Junto a su cama, el suelo estaba lleno de documentos oficiales que había tirado sin leerlos, en un acto de arrogancia al que se creía plenamente autorizado. Yacía incómodo sobre la espalda, sin afeitar, sacudido por los escalofríos, gimiendo de vez en cuando, compadecido de sí mismo. No pensaba en la labor municipal, puesto que alguien cuidaría de ella. En realidad, sabía que, desde primeras horas de la mañana, un grupo de ayudantes suyos despachaban los asuntos oficiales desde las dos grandes oficinas del primer piso, transmitiendo mensajes al Ayuntamiento, donde las cuestiones eran solventadas —y, a veces, complicadas— por otros ayudantes. El teléfono colocado junto a la cabecera de su cama estaba conectado; pero había ordenado que no le molestasen, salvo en caso de producirse una catástrofe tan importante como el hundimiento de la Isla de Manhattan, cosa que, en ocasiones, deseaba que ocurriese.

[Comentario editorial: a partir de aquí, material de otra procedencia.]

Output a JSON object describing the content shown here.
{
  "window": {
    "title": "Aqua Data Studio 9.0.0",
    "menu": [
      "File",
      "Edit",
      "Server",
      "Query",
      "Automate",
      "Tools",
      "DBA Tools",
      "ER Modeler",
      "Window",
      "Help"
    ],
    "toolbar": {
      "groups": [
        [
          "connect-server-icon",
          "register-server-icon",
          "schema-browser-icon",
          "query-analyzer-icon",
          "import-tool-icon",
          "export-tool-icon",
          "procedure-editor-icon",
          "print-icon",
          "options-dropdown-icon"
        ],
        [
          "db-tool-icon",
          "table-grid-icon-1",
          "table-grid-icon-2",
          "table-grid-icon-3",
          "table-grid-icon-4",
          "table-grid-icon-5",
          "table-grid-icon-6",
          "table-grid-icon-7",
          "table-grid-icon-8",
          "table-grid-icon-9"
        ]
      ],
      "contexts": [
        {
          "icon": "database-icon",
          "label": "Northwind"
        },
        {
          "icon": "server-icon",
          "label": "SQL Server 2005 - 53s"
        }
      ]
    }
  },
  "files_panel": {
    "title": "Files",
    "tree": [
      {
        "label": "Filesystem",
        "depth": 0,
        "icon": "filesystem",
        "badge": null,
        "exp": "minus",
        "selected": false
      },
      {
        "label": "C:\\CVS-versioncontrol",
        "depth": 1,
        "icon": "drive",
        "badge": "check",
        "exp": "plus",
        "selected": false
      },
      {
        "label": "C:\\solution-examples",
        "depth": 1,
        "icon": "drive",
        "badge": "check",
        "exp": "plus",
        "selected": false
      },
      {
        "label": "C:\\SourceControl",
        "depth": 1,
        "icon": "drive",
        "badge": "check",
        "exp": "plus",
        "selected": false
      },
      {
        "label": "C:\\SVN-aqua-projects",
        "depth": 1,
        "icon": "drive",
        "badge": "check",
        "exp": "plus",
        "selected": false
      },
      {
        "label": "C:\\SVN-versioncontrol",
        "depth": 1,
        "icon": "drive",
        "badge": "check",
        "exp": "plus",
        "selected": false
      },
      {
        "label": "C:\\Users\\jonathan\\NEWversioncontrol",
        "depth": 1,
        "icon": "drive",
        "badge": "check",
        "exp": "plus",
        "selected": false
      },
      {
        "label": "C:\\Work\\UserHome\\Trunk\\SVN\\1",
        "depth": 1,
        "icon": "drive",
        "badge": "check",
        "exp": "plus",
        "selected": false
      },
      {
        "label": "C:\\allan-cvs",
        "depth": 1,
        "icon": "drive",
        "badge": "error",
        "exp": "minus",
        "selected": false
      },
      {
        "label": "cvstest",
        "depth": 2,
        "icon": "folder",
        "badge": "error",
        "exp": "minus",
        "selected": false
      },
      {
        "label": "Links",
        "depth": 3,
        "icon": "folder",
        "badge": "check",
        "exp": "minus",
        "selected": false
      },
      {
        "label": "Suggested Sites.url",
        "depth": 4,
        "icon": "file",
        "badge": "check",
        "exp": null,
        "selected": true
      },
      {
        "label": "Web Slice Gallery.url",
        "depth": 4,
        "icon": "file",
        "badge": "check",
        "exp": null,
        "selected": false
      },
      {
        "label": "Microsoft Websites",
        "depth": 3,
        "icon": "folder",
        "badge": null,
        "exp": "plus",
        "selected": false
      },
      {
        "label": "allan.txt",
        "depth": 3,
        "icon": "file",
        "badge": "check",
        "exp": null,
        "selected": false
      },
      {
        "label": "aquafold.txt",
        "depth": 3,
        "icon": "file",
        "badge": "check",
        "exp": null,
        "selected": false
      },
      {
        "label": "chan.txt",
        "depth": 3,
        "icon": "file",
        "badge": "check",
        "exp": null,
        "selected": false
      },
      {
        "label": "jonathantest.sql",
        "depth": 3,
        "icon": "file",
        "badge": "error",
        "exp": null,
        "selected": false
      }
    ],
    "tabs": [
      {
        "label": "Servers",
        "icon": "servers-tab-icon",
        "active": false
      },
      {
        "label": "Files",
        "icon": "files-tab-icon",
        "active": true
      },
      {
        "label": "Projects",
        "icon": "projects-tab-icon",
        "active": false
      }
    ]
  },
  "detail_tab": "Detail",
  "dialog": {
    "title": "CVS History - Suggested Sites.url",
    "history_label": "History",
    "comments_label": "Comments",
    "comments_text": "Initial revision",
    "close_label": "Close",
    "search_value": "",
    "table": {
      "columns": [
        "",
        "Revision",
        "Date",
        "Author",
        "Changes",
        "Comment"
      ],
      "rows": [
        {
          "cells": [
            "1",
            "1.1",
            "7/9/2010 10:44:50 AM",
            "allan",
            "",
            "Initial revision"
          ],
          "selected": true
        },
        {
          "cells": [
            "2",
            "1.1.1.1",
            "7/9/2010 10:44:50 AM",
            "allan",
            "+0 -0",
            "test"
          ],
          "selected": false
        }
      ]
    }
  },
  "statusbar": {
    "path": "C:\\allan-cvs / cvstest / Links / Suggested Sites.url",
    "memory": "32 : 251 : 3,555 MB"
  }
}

Desde que había entrado en posesión de su cargo, ésta era la primera mañana —aparte ocasionales vacaciones en algún lugar soleado, y los días en que una algarada o un catastrófico conflicto laboral le habían tenido levantado hasta altas horas de la noche— que no había salido de casa a las siete en punto para dirigirse al Ayuntamiento, y esto le hacía sentirse como un colegial en día de novillos y un tanto desorientado. Cuando oyó sonar la sirena de un barco en el río, frente a su ventana, pensó de pronto que sus predecesores —todos ellos, hombres buenos y honrados— habían estado oyendo aquellas sirenas durante treinta años. Un pensamiento elevado, que complacía a Su Excelencia. Hombre inteligente y educado (el Otro Bando negaba lo primero y se burlaba de lo segundo), no era, empero, aficionado a la novela de la Historia, y la casa en que vivía —por indulgencia del cuerpo electoral— despertaba muy poco su interés. Sabía, pero sólo por cuestión de rutina, que la mansión había sido construida en 1897 por Archibal Gracie, como vivienda particular; que era un típico, aunque no magnífico, ejemplo de estilo federalista, y que —en las habitaciones inferiores había un Turnbull, un Romney y un Vanderlyn, ninguno de ellos obras representativas de sus respectivos autores, pero que, en todo caso, tenían el valor de la firma. La experta de la casa era su esposa, graduada en Arte o en Arquitectura —había olvidado en cuál de ambas disciplinas—, y que era quien le había enseñado lo poco que sabía.